Today a user on one of my web servers asked me why .phps files would only download and not show the highlighted PHP code as expected.

This is usually done by adding the following to your “httpd.conf”…

AddType ‘application/x-httpd-php-source’ .phps

We use the cPanel web hosting control panel and to improve security cPanel recommend using suPHP, which allows PHP scripts to run as a user rather than “nobody”.

This means that adding the above line to “httpd.conf” does not work with suPHP.

So what can be done?

The official word is located in the suPHP FAQ, which says:

Does suPHP support code highlighting by using the “.phps” extension?

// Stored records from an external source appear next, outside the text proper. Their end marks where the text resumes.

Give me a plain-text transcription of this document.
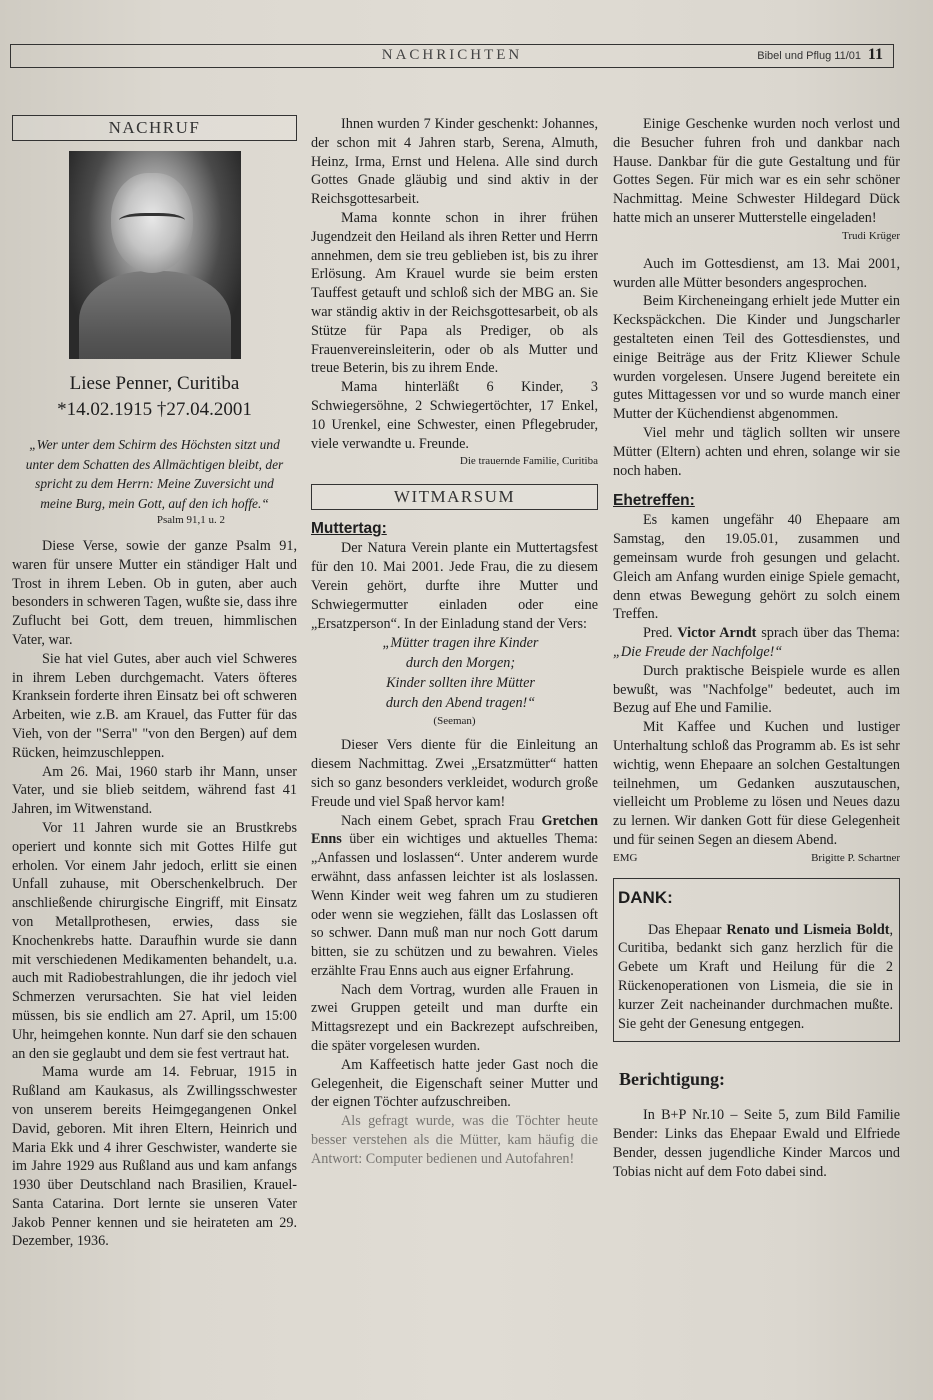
NACHRICHTEN	Bibel und Pflug 11/01 11
NACHRUF
Liese Penner, Curitiba
*14.02.1915 †27.04.2001
„Wer unter dem Schirm des Höchsten sitzt und unter dem Schatten des Allmächtigen bleibt, der spricht zu dem Herrn: Meine Zuversicht und meine Burg, mein Gott, auf den ich hoffe.“
Psalm 91,1 u. 2

Diese Verse, sowie der ganze Psalm 91, waren für unsere Mutter ein ständiger Halt und Trost in ihrem Leben. Ob in guten, aber auch besonders in schweren Tagen, wußte sie, dass ihre Zuflucht bei Gott, dem treuen, himmlischen Vater, war.

Sie hat viel Gutes, aber auch viel Schweres in ihrem Leben durchgemacht. Vaters öfteres Kranksein forderte ihren Einsatz bei oft schweren Arbeiten, wie z.B. am Krauel, das Futter für das Vieh, von der "Serra" "von den Bergen) auf dem Rücken, heimzuschleppen.

Am 26. Mai, 1960 starb ihr Mann, unser Vater, und sie blieb seitdem, während fast 41 Jahren, im Witwenstand.

Vor 11 Jahren wurde sie an Brustkrebs operiert und konnte sich mit Gottes Hilfe gut erholen. Vor einem Jahr jedoch, erlitt sie einen Unfall zuhause, mit Oberschenkelbruch. Der anschließende chirurgische Eingriff, mit Einsatz von Metallprothesen, erwies, dass sie Knochenkrebs hatte. Daraufhin wurde sie dann mit verschiedenen Medikamenten behandelt, u.a. auch mit Radiobestrahlungen, die ihr jedoch viel Schmerzen verursachten. Sie hat viel leiden müssen, bis sie endlich am 27. April, um 15:00 Uhr, heimgehen konnte. Nun darf sie den schauen an den sie geglaubt und dem sie fest vertraut hat.

Mama wurde am 14. Februar, 1915 in Rußland am Kaukasus, als Zwillingsschwester von unserem bereits Heimgegangenen Onkel David, geboren. Mit ihren Eltern, Heinrich und Maria Ekk und 4 ihrer Geschwister, wanderte sie im Jahre 1929 aus Rußland aus und kam anfangs 1930 über Deutschland nach Brasilien, Krauel-Santa Catarina. Dort lernte sie unseren Vater Jakob Penner kennen und sie heirateten am 29. Dezember, 1936.

Ihnen wurden 7 Kinder geschenkt: Johannes, der schon mit 4 Jahren starb, Serena, Almuth, Heinz, Irma, Ernst und Helena. Alle sind durch Gottes Gnade gläubig und sind aktiv in der Reichsgottesarbeit.

Mama konnte schon in ihrer frühen Jugendzeit den Heiland als ihren Retter und Herrn annehmen, dem sie treu geblieben ist, bis zu ihrer Erlösung. Am Krauel wurde sie beim ersten Tauffest getauft und schloß sich der MBG an. Sie war ständig aktiv in der Reichsgottesarbeit, ob als Stütze für Papa als Prediger, ob als Frauenvereinsleiterin, oder ob als Mutter und treue Beterin, bis zu ihrem Ende.

Mama hinterläßt 6 Kinder, 3 Schwiegersöhne, 2 Schwiegertöchter, 17 Enkel, 10 Urenkel, eine Schwester, einen Pflegebruder, viele verwandte u. Freunde.

Die trauernde Familie, Curitiba
WITMARSUM
Muttertag:

Der Natura Verein plante ein Muttertagsfest für den 10. Mai 2001. Jede Frau, die zu diesem Verein gehört, durfte ihre Mutter und Schwiegermutter einladen oder eine „Ersatzperson“. In der Einladung stand der Vers:

„Mütter tragen ihre Kinder
durch den Morgen;
Kinder sollten ihre Mütter
durch den Abend tragen!“
(Seeman)

Dieser Vers diente für die Einleitung an diesem Nachmittag. Zwei „Ersatzmütter“ hatten sich so ganz besonders verkleidet, wodurch große Freude und viel Spaß hervor kam!

Nach einem Gebet, sprach Frau Gretchen Enns über ein wichtiges und aktuelles Thema: „Anfassen und loslassen“. Unter anderem wurde erwähnt, dass anfassen leichter ist als loslassen. Wenn Kinder weit weg fahren um zu studieren oder wenn sie wegziehen, fällt das Loslassen oft so schwer. Dann muß man nur noch Gott darum bitten, sie zu schützen und zu bewahren. Vieles erzählte Frau Enns auch aus eigner Erfahrung.

Nach dem Vortrag, wurden alle Frauen in zwei Gruppen geteilt und man durfte ein Mittagsrezept und ein Backrezept aufschreiben, die später vorgelesen wurden.

Am Kaffeetisch hatte jeder Gast noch die Gelegenheit, die Eigenschaft seiner Mutter und der eignen Töchter aufzuschreiben.

Als gefragt wurde, was die Töchter heute besser verstehen als die Mütter, kam häufig die Antwort: Computer bedienen und Autofahren!

Einige Geschenke wurden noch verlost und die Besucher fuhren froh und dankbar nach Hause. Dankbar für die gute Gestaltung und für Gottes Segen. Für mich war es ein sehr schöner Nachmittag. Meine Schwester Hildegard Dück hatte mich an unserer Mutterstelle eingeladen!

Trudi Krüger

Auch im Gottesdienst, am 13. Mai 2001, wurden alle Mütter besonders angesprochen.

Beim Kircheneingang erhielt jede Mutter ein Keckspäckchen. Die Kinder und Jungscharler gestalteten einen Teil des Gottesdienstes, und einige Beiträge aus der Fritz Kliewer Schule wurden vorgelesen. Unsere Jugend bereitete ein gutes Mittagessen vor und so wurde manch einer Mutter der Küchendienst abgenommen.

Viel mehr und täglich sollten wir unsere Mütter (Eltern) achten und ehren, solange wir sie noch haben.

Ehetreffen:

Es kamen ungefähr 40 Ehepaare am Samstag, den 19.05.01, zusammen und gemeinsam wurde froh gesungen und gelacht. Gleich am Anfang wurden einige Spiele gemacht, denn etwas Bewegung gehört zu solch einem Treffen.

Pred. Victor Arndt sprach über das Thema: „Die Freude der Nachfolge!“

Durch praktische Beispiele wurde es allen bewußt, was "Nachfolge" bedeutet, auch im Bezug auf Ehe und Familie.

Mit Kaffee und Kuchen und lustiger Unterhaltung schloß das Programm ab. Es ist sehr wichtig, wenn Ehepaare an solchen Gestaltungen teilnehmen, um Gedanken auszutauschen, vielleicht um Probleme zu lösen und Neues dazu zu lernen. Wir danken Gott für diese Gelegenheit und für seinen Segen an diesem Abend.

EMG	Brigitte P. Schartner
DANK:

Das Ehepaar Renato und Lismeia Boldt, Curitiba, bedankt sich ganz herzlich für die Gebete um Kraft und Heilung für die 2 Rückenoperationen von Lismeia, die sie in kurzer Zeit nacheinander durchmachen mußte. Sie geht der Genesung entgegen.

Berichtigung:

In B+P Nr.10 – Seite 5, zum Bild Familie Bender: Links das Ehepaar Ewald und Elfriede Bender, dessen jugendliche Kinder Marcos und Tobias nicht auf dem Foto dabei sind.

suPHP itself has no support for code highlighting. The main reason is that PHP-CGI does not support any input parameter to activate code highlighting. However there is a solution based on a small PHP script and some rewrite rules. You can find the discussion at http://forums.macosxhints.com/archive/index.php/t-23595.html.

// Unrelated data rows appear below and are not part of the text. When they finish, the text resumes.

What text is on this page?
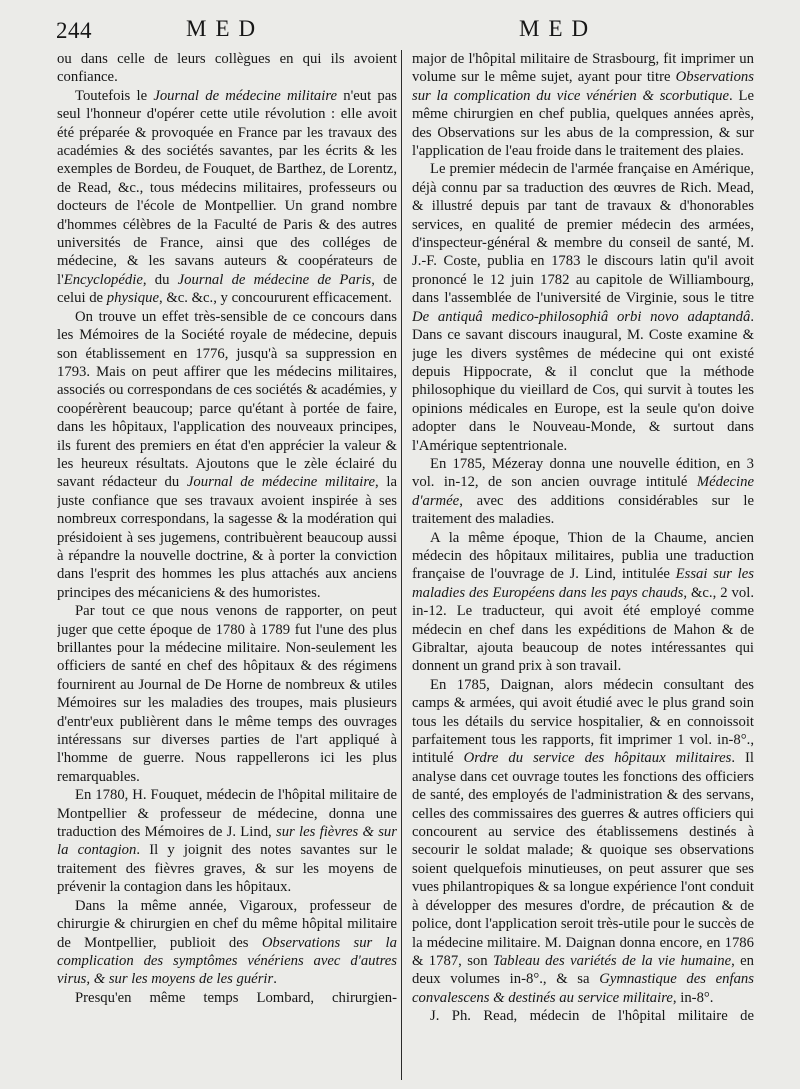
244	MED	MED

ou dans celle de leurs collègues en qui ils avoient confiance.

Toutefois le Journal de médecine militaire n'eut pas seul l'honneur d'opérer cette utile révolution : elle avoit été préparée & provoquée en France par les travaux des académies & des sociétés savantes, par les écrits & les exemples de Bordeu, de Fouquet, de Barthez, de Lorentz, de Read, &c., tous médecins militaires, professeurs ou docteurs de l'école de Montpellier. Un grand nombre d'hommes célèbres de la Faculté de Paris & des autres universités de France, ainsi que des colléges de médecine, & les savans auteurs & coopérateurs de l'Encyclopédie, du Journal de médecine de Paris, de celui de physique, &c. &c., y concoururent efficacement.

On trouve un effet très-sensible de ce concours dans les Mémoires de la Société royale de médecine, depuis son établissement en 1776, jusqu'à sa suppression en 1793. Mais on peut affirer que les médecins militaires, associés ou correspondans de ces sociétés & académies, y coopérèrent beaucoup; parce qu'étant à portée de faire, dans les hôpitaux, l'application des nouveaux principes, ils furent des premiers en état d'en apprécier la valeur & les heureux résultats. Ajoutons que le zèle éclairé du savant rédacteur du Journal de médecine militaire, la juste confiance que ses travaux avoient inspirée à ses nombreux correspondans, la sagesse & la modération qui présidoient à ses jugemens, contribuèrent beaucoup aussi à répandre la nouvelle doctrine, & à porter la conviction dans l'esprit des hommes les plus attachés aux anciens principes des mécaniciens & des humoristes.

Par tout ce que nous venons de rapporter, on peut juger que cette époque de 1780 à 1789 fut l'une des plus brillantes pour la médecine militaire. Non-seulement les officiers de santé en chef des hôpitaux & des régimens fournirent au Journal de De Horne de nombreux & utiles Mémoires sur les maladies des troupes, mais plusieurs d'entr'eux publièrent dans le même temps des ouvrages intéressans sur diverses parties de l'art appliqué à l'homme de guerre. Nous rappellerons ici les plus remarquables.

En 1780, H. Fouquet, médecin de l'hôpital militaire de Montpellier & professeur de médecine, donna une traduction des Mémoires de J. Lind, sur les fièvres & sur la contagion. Il y joignit des notes savantes sur le traitement des fièvres graves, & sur les moyens de prévenir la contagion dans les hôpitaux.

Dans la même année, Vigaroux, professeur de chirurgie & chirurgien en chef du même hôpital militaire de Montpellier, publioit des Observations sur la complication des symptômes vénériens avec d'autres virus, & sur les moyens de les guérir.

Presqu'en même temps Lombard, chirurgien-

major de l'hôpital militaire de Strasbourg, fit imprimer un volume sur le même sujet, ayant pour titre Observations sur la complication du vice vénérien & scorbutique. Le même chirurgien en chef publia, quelques années après, des Observations sur les abus de la compression, & sur l'application de l'eau froide dans le traitement des plaies.

Le premier médecin de l'armée française en Amérique, déjà connu par sa traduction des œuvres de Rich. Mead, & illustré depuis par tant de travaux & d'honorables services, en qualité de premier médecin des armées, d'inspecteur-général & membre du conseil de santé, M. J.-F. Coste, publia en 1783 le discours latin qu'il avoit prononcé le 12 juin 1782 au capitole de Williambourg, dans l'assemblée de l'université de Virginie, sous le titre De antiquâ medico-philosophiâ orbi novo adaptandâ. Dans ce savant discours inaugural, M. Coste examine & juge les divers systêmes de médecine qui ont existé depuis Hippocrate, & il conclut que la méthode philosophique du vieillard de Cos, qui survit à toutes les opinions médicales en Europe, est la seule qu'on doive adopter dans le Nouveau-Monde, & surtout dans l'Amérique septentrionale.

En 1785, Mézeray donna une nouvelle édition, en 3 vol. in-12, de son ancien ouvrage intitulé Médecine d'armée, avec des additions considérables sur le traitement des maladies.

A la même époque, Thion de la Chaume, ancien médecin des hôpitaux militaires, publia une traduction française de l'ouvrage de J. Lind, intitulée Essai sur les maladies des Européens dans les pays chauds, &c., 2 vol. in-12. Le traducteur, qui avoit été employé comme médecin en chef dans les expéditions de Mahon & de Gibraltar, ajouta beaucoup de notes intéressantes qui donnent un grand prix à son travail.

En 1785, Daignan, alors médecin consultant des camps & armées, qui avoit étudié avec le plus grand soin tous les détails du service hospitalier, & en connoissoit parfaitement tous les rapports, fit imprimer 1 vol. in-8°., intitulé Ordre du service des hôpitaux militaires. Il analyse dans cet ouvrage toutes les fonctions des officiers de santé, des employés de l'administration & des servans, celles des commissaires des guerres & autres officiers qui concourent au service des établissemens destinés à secourir le soldat malade; & quoique ses observations soient quelquefois minutieuses, on peut assurer que ses vues philantropiques & sa longue expérience l'ont conduit à développer des mesures d'ordre, de précaution & de police, dont l'application seroit très-utile pour le succès de la médecine militaire. M. Daignan donna encore, en 1786 & 1787, son Tableau des variétés de la vie humaine, en deux volumes in-8°., & sa Gymnastique des enfans convalescens & destinés au service militaire, in-8°.

J. Ph. Read, médecin de l'hôpital militaire de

So I decided to checkout the suggested link.

I noticed that even though the FAQ suggested using rewrite rules, the forum did not provide any kind of working solution.

Using the PHP code supplied, and a bit of rewrite ingenuity we can get this working as expected.

First, create a file called “phpsource.php”, in this file paste the following code:

<?php

if (substr($_GET[‘file’],strpos($_GET[‘file’],’.’)) == ‘.phps’) {

highlight_file($_GET[‘file’]);

}

?>

Then, in your “.htaccess”, paste the following code:

RewriteRule ^(.+.phps)$ phpsource.php?file=$1 [L]

Note: If you don’t already have rewrites turned on in your “.htaccess” file, you will also need the line “RewriteEngine On” at the top.

What this will do is pass all “.phps” files through your “phpsource.php” script, and output a highlighted version.

The benefits of this solution is that it’s portable (will work on any server); it won’t(/shouldn’t) break when you upgrade apache or PHP; it’s pretty secure as it’ll only handle .phps files, as expected; it’s quick and effective.